Canadian space researcher

John Herbert Chapman (August 28, 1921 – September 28, 1979) was a Canadian space researcher. He started his career with his work on radio propagation and the ionosphere.

Chapman grew up in London, Ontario, the son of Lt. Col. Lloyd Chapman and Kathleen Chapman. He received his BSc (Honors) from The University of Western Ontario in London, Ontario in 1948, and later received a Master of Science degree and a Ph.D. in physics at McGill University in Montreal, Quebec. After his studies at university, Chapman got his first position in the government with the Defence Research Board (DRB). He was then promoted to the position of section leader of the ionospheric propagation unit at the Defense Research Telecommunications Establishment , which is now the Communications Research Centre (CRC) in 1951 at Shirley's Bay, a Canadian military and civilian telecommunication research campus. He was also a superintendent.

While at Shirley's Bay, Chapman worked on a number of projects. One of the projects he directed was the ground-breaking Canadian satellite called Alouette. The DRTE having no experience developing satellites had to work quite hard to think of and counter all the difficulties they would face in the harsh environment of space. Because of his work on Alouette he was promoted to chairman of a government study group to study the upper atmosphere and space programs in Canada.

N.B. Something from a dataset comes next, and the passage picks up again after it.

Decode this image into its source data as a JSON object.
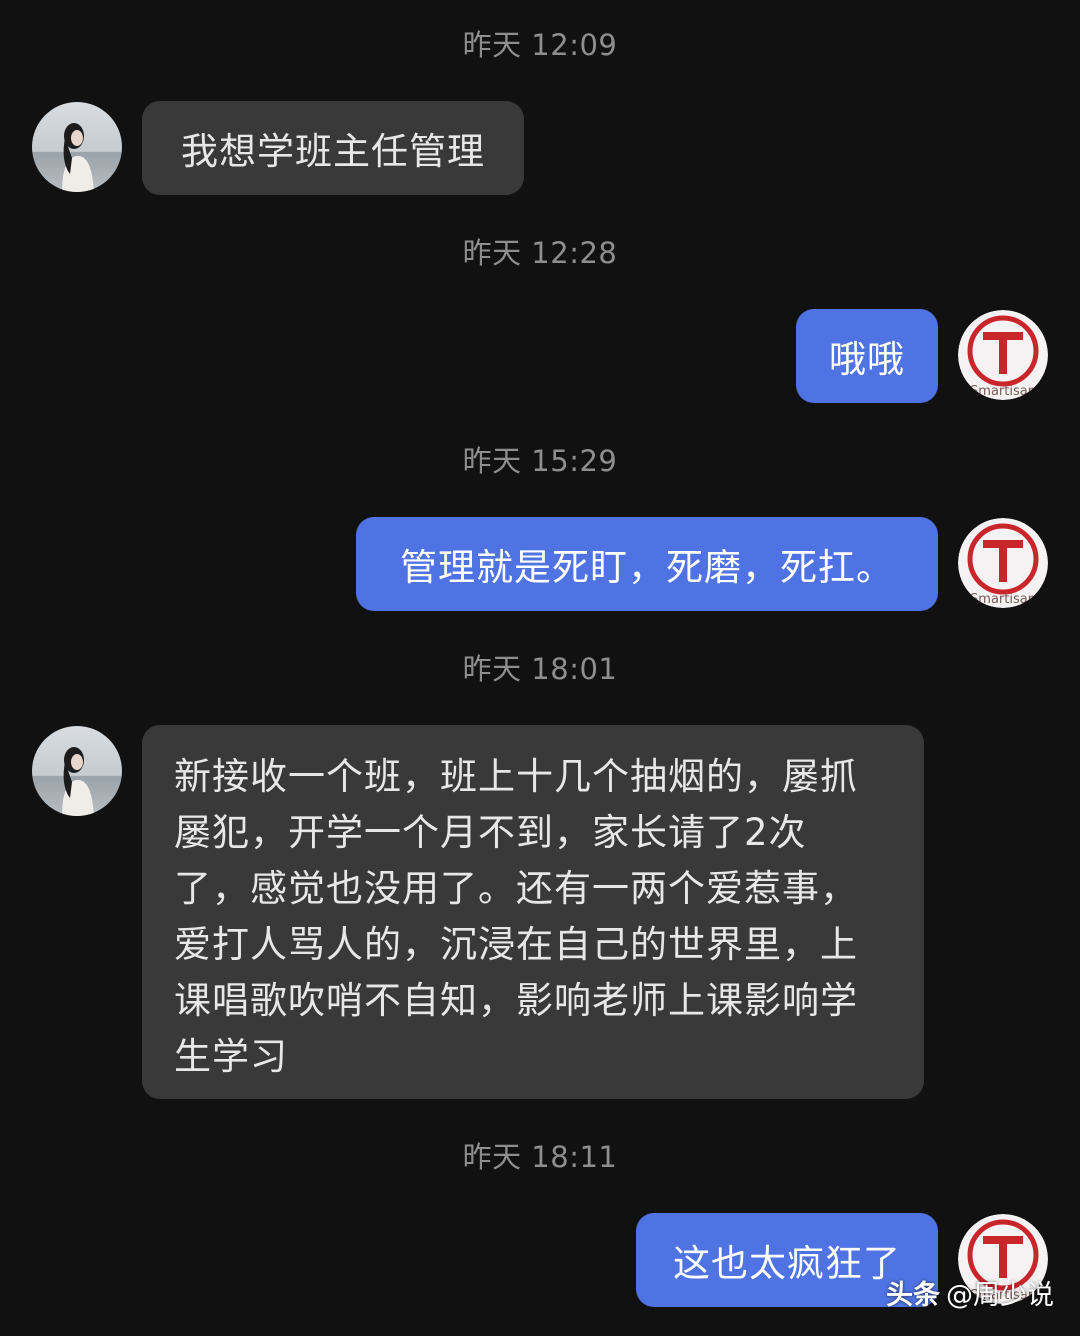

While chairman, Chapman compiled his findings into "The Chapman Report" in which he argued that Canada needed to redirect its space program in order to continue its ongoing research more effectively and efficiently. "The Chapman Report" remains an important document in helping the Canadian Space Agency choose what they should work on when it comes to space programs.

Chapman was given awards for his work in aerospace technology. The first was given by the Royal Society of Canada in 1966; he also received an Engineering medal from the Association of Professional Engineers of Ontario and the Dillinger Gold Medal from the International Union of Radio Scientists the same year. In 1967 Chapman was awarded The Chree Medal and Prize and the McCurdy award from the Canadian Aeronautics and Space Institution.

Chapman was a member of the Royal Society of Canada. He was also part of the National Research Council (NRC) Associate committee on Space Research, a council of the top Canadian space scientists. He also served on the International Union of Radio Science and the American Geophysical Union.

Chapman died in Vancouver, BC in 1979. After his death, the Canadian Space Agency was formed to organize and give Canada its own space agency to create a central place to meet and work on Canadian space projects. With this new organization, Canada has been able to construct and launch new projects into orbit. One of the most important Canadian projects is Canadarm, which has become used frequently on the International Space Station (or ISS for short).

When the headquarters building of the Canadian Space Agency was completed in 1992, it was named the John H. Chapman Space Centre, in his honour.

Asteroid (14163) JohnChapman is named after Chapman.